No início do incêndio as chamas se alastraram rapidamente porque todas as salas eram acarpetadas e as divisórias de material sintético.

PRIMEIRAS GUARNIÇÕES DE BOMBEIROS

Por volta das 9:00 horas, mais ou menos, chegaram as primeiras guarnições, uma delas, comandada pelo sargento Rufino Rodrigues de Oliveira, o fogo consumia só o centro do prédio, mas avançava rapidamente para tomar toda a estrutura. Como estavam com viaturas de apoio e as escadas Magirus ainda não haviam chegado, começaram a atirar cordas para subir.

O sargento conta que, quando chegou no 12º andar, sua primeira providência foi apagar três corpos em chamas.                           

 RÁDIO REPÓRTER MILTON PARRON

Estávamos na Avenida 23 de Maio, do aeroporto para a cidade, na altura da Avenida Paulista, quando a redação nos chamou, perguntando sobre a nossa posição e, em seguida, determinou que fôssemos imediatamente para a Praça da Bandeira, onde um grande incêndio estava ocorrendo.

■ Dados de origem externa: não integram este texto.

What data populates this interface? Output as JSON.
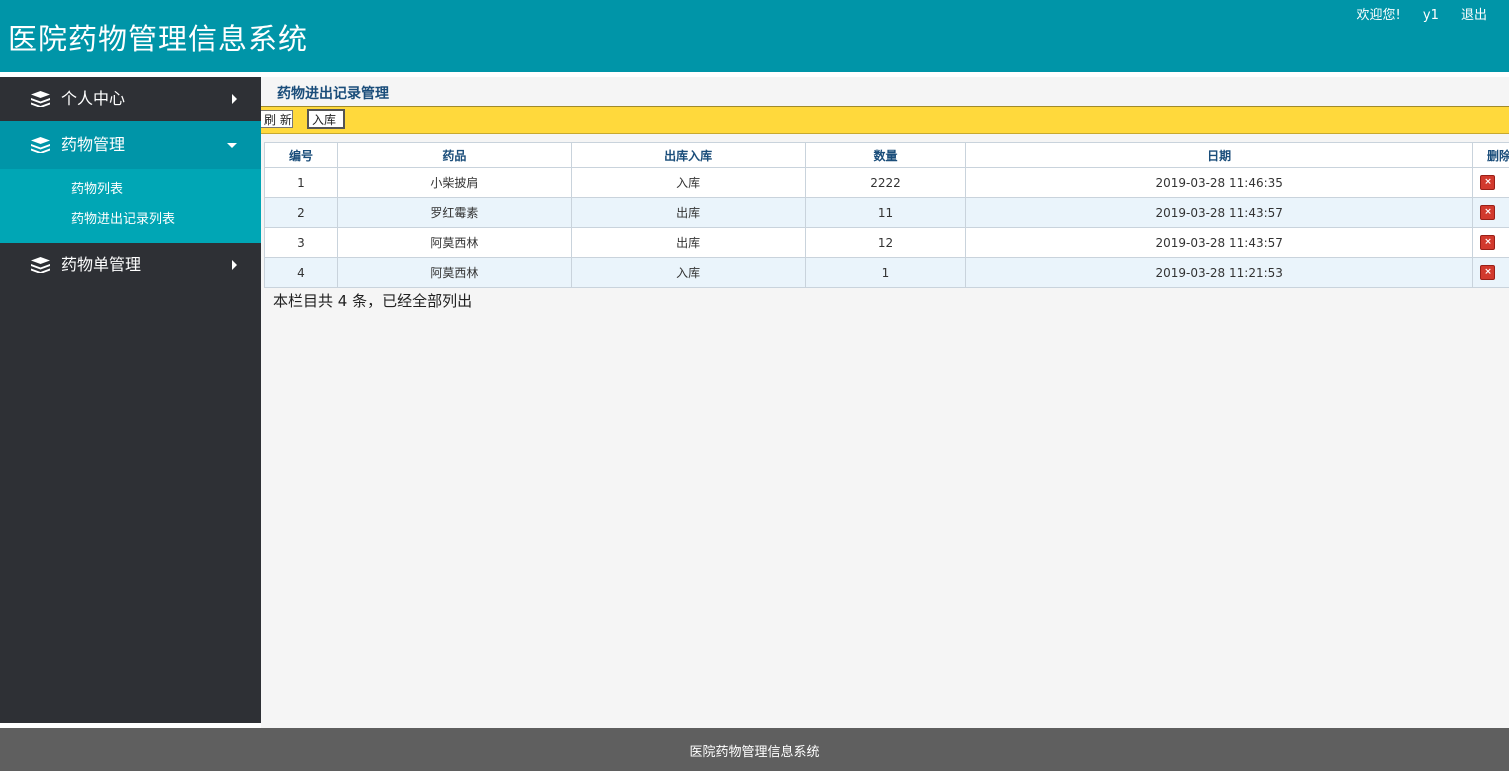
{
  "header": {
    "title": "医院药物管理信息系统",
    "welcome": "欢迎您!",
    "username": "y1",
    "logout": "退出"
  },
  "sidebar": {
    "items": [
      {
        "label": "个人中心",
        "icon": "stack-icon",
        "expanded": false
      },
      {
        "label": "药物管理",
        "icon": "stack-icon",
        "expanded": true,
        "children": [
          {
            "label": "药物列表"
          },
          {
            "label": "药物进出记录列表"
          }
        ]
      },
      {
        "label": "药物单管理",
        "icon": "stack-icon",
        "expanded": false
      }
    ]
  },
  "main": {
    "title": "药物进出记录管理",
    "toolbar": {
      "refresh_label": "刷 新",
      "in_label": "入库"
    },
    "table": {
      "columns": [
        "编号",
        "药品",
        "出库入库",
        "数量",
        "日期",
        "删除"
      ],
      "rows": [
        {
          "id": "1",
          "drug": "小柴披肩",
          "type": "入库",
          "qty": "2222",
          "date": "2019-03-28 11:46:35"
        },
        {
          "id": "2",
          "drug": "罗红霉素",
          "type": "出库",
          "qty": "11",
          "date": "2019-03-28 11:43:57"
        },
        {
          "id": "3",
          "drug": "阿莫西林",
          "type": "出库",
          "qty": "12",
          "date": "2019-03-28 11:43:57"
        },
        {
          "id": "4",
          "drug": "阿莫西林",
          "type": "入库",
          "qty": "1",
          "date": "2019-03-28 11:21:53"
        }
      ]
    },
    "summary": "本栏目共 4 条，已经全部列出"
  },
  "footer": {
    "text": "医院药物管理信息系统"
  },
  "colors": {
    "header_bg": "#0095a8",
    "sidebar_bg": "#2e3035",
    "submenu_bg": "#00a6b5",
    "toolbar_bg": "#ffd93c",
    "footer_bg": "#5f5f5f",
    "delete_icon": "#d23a2e"
  }
}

Lembro-me, também, do horário em que transmiti o primeiro boletim sobre o incêndio: foi por volta das nove horas. Lacônico, dei as informações que a redação me havia passado: “Um incêndio está irrompendo, neste momento, em um prédio localizado na Praça da Bandeira".

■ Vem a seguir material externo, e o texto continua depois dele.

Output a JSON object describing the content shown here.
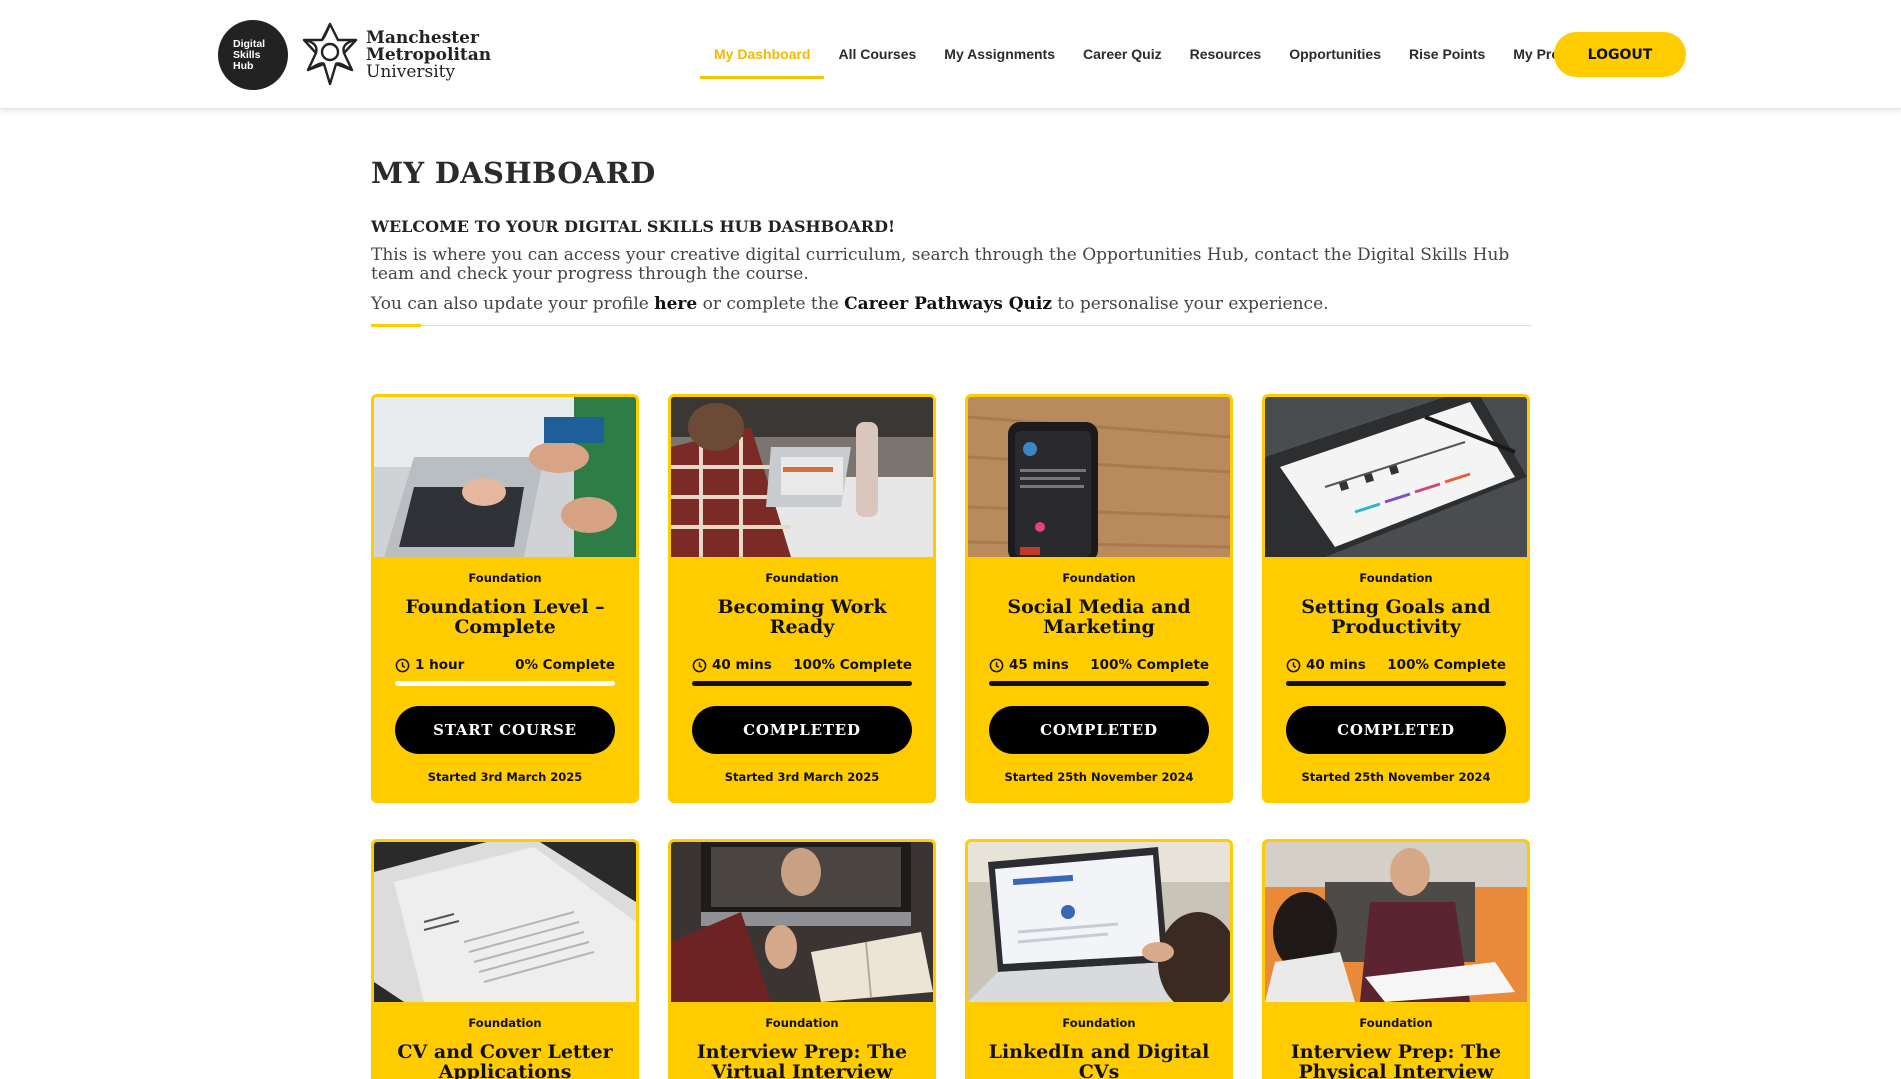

O segundo boletim, já com cores mais dramáticas, foi transmitido da frente do edifício em chamas, enquanto estacionávamos o carro de reportagem. A terceira intervenção começou pouco depois das nove horas, no momento em que chegavam as primeiras auto bomba, e se estendeu até às nove da noite. Foram doze horas de transmissão ininterrupta, um dos boletins mais longos que já fiz.

No início os bombeiros usaram quatro jatos de água combatendo o fogo, mas logo tiveram problemas. A primeira mangueira dirigida contra o fogo, no começo, lançava um jato de água sem pressão. Na segunda mangueira, faltavam uns 20 metros para chegar às chamas. A exemplo do que ocorreu no incêndio do Edifício Andraus, faltavam equipamentos.

Os bombeiros lutavam com grandes dificuldades, os hidrantes do prédio não funcionavam e as mangueiras dos carros dos bombeiros não tinham pressão suficiente para alcançar todos os andares. Mais de mil pessoas agrupavam-se em frente às três fachadas do prédio.  Em quase todos os andares viam-se labaredas lambendo as janelas, do décimo terceiro para cima, a fumaça envolvia tudo.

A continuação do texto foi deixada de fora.